In closing, consider a thought from missionary Jim Elliot: “Wherever you are be all there. Live to the hilt every situation you believe to be the will of God.” If we followed Mr. Elliot’s advice we would live with less regret and we would indeed fulfill Scripture’s admonition to “make the most of every opportunity”.

Ten minutes before the bad times end

I received some good news recently, and it was great! It made me so happy; my emotions began soaring, and the whole landscape of my world seemed brighter. I felt inspired and alive, so naturally, I did what you probably would have done in that moment—I threw up a quick prayer of thanks.

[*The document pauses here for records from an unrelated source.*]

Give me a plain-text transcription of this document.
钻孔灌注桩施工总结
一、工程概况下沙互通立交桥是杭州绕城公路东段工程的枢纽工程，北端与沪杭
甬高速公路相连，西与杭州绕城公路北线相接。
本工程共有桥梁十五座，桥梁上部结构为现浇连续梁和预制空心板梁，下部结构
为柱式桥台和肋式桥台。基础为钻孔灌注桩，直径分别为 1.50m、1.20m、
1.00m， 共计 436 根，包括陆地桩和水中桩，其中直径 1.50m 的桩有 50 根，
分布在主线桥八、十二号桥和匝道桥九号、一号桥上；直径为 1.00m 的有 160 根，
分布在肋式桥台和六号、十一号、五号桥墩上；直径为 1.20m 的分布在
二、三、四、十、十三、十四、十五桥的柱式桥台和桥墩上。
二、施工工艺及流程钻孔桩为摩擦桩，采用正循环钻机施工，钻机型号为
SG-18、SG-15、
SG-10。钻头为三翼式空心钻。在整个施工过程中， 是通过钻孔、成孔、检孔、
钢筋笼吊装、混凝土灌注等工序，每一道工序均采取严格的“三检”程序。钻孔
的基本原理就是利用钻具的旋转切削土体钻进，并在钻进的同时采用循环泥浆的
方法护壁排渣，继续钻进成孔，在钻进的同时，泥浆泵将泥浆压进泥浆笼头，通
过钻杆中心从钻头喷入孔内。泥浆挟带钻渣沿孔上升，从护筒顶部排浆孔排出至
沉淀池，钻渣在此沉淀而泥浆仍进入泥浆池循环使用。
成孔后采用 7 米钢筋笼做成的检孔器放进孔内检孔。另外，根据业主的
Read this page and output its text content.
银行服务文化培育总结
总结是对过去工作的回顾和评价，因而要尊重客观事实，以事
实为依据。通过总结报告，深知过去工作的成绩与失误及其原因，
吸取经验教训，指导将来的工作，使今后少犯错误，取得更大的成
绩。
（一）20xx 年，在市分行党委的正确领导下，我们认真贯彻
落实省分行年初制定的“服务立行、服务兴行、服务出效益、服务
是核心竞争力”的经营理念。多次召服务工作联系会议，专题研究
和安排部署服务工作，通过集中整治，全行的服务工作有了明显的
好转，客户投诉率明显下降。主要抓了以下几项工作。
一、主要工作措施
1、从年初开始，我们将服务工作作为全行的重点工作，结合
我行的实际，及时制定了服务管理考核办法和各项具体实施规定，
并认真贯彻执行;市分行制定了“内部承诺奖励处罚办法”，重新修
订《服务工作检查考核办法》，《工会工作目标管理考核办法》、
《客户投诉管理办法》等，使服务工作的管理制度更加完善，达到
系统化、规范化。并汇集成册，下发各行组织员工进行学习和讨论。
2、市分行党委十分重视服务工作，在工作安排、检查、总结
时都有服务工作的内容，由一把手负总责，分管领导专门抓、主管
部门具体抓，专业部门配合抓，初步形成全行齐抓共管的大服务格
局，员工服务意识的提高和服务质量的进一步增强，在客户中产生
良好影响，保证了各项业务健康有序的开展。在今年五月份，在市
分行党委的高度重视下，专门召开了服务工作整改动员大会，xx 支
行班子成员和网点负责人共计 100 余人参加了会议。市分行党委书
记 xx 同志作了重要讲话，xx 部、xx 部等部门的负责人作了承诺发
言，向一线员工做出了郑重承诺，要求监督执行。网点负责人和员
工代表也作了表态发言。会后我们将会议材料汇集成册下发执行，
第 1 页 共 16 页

I said something like, “God, thank you for this moment. Thank you for answering prayer, and thank you for being so good.”

A little while later though, I started thinking about that prayer and I realized something. God hadn’t suddenly become good just because my bad news finally came to an end. He wasn’t an aloof, indifferent God who suddenly turned good once my good news finally arrived.

God was already good ten minutes earlier, before the good news finally found me.

It might be helpful for us to ponder this. In the middle of bad news everything seems bad, including God. And then when good news breaks through the gloom we suddenly feel like God is good again.

It’s not true. Ten minutes before the bad time ends He is still good.

At this very moment—whether you are buckling under bad news or soaring because of good news—God is at work. He is working goodness and an eternal purpose in and through your situation. Or course you probably can’t see it when everything looks bad, but it’s there. God’s purposes are still being done, and they will eventually be seen.

Romans 8:28 is a verse that often gets applied too quickly to painful situations. It is the famous passage where the Apostle Paul declares, “And we know that in all things God works for the good of those who love him, who have been called according to his purpose.”

We have to be careful with this passage, because it is almost impossible to see or believe in an overarching cosmic goodness when we face news of shootings, abuse, or personal loss or breakdown.

Paul wasn’t telling us that all things are good or that all things become good. They don’t. Some things are ferociously and appallingly bad. However, even amid the bad God works for the good, and if we hold steady during the bad we will eventually be reuinted with the good.

Let’s just remember when we do, that the goodness we sense from God during the good times was still there ten minutes before the bad times came to an end.